Dress codes at work are acceptable - you don't have to work for an employer with a dress code that doesn't suit you - as are bans on wearing full face head coverings when entering banks (they don't for obvious reasons like people walking in wearing crash helmets). It goes without saying that the state should restrain attempts to impose nosy preferences on others ie your claim that my clothes choice in some incomprehensible way causes you injury and therefore I should not be allowed to exercise my normal rights.
As far as I can see, all of this is discussed and dissected with considerable subtlety in Brian Barry's Culture and Equality. Also of some interest is his contribution to the Hansard Society pamphlet Democracy and Islam. I particularly like the line:
"There used to be a sweatshirt that said ‘It’s a woman thing. You wouldn’t understand.’ But this is, considered as a slogan, totally self-defeating. If I can’t understand it, why should I pay any heed to it?"
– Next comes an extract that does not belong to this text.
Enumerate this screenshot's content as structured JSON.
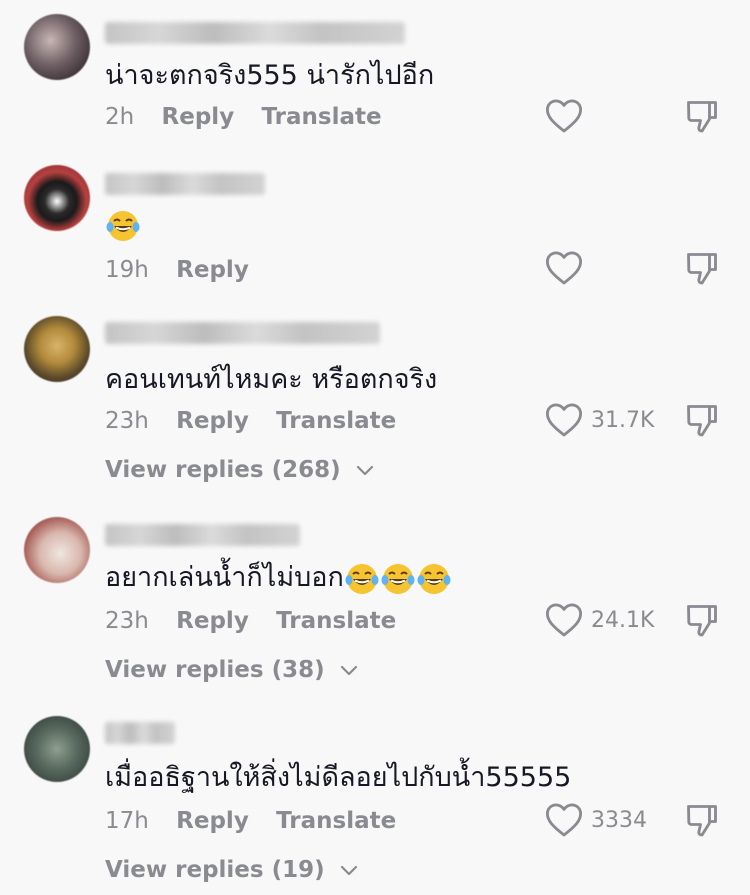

This seems to me to spell out the limits of any pretension to serious dialogue between believers and non-believers on matters concerning the content of religious belief systems. For many believers the ultimate fall back position is "because God said so" and for the rest of us this is simply an inadmissible argument and there is nowhere else the dialogue can go.
But in my idea of the good society non-believers still defend believers' rights to believe and practice their religion (as long as it doesn't interfere with others' rights) and believer's must respect the rights of non believers to point out that they think the beliefs of believers are incoherent.
The role of the state should be to be scrupulously neutral in all of this. It would be a good start if we disestablished the Cof E, repealed the blasphemy laws and chucked the bishops out of the House of Lords. That would go a little way towards leveling the playing field, but I doubt I'll see it in my life-time.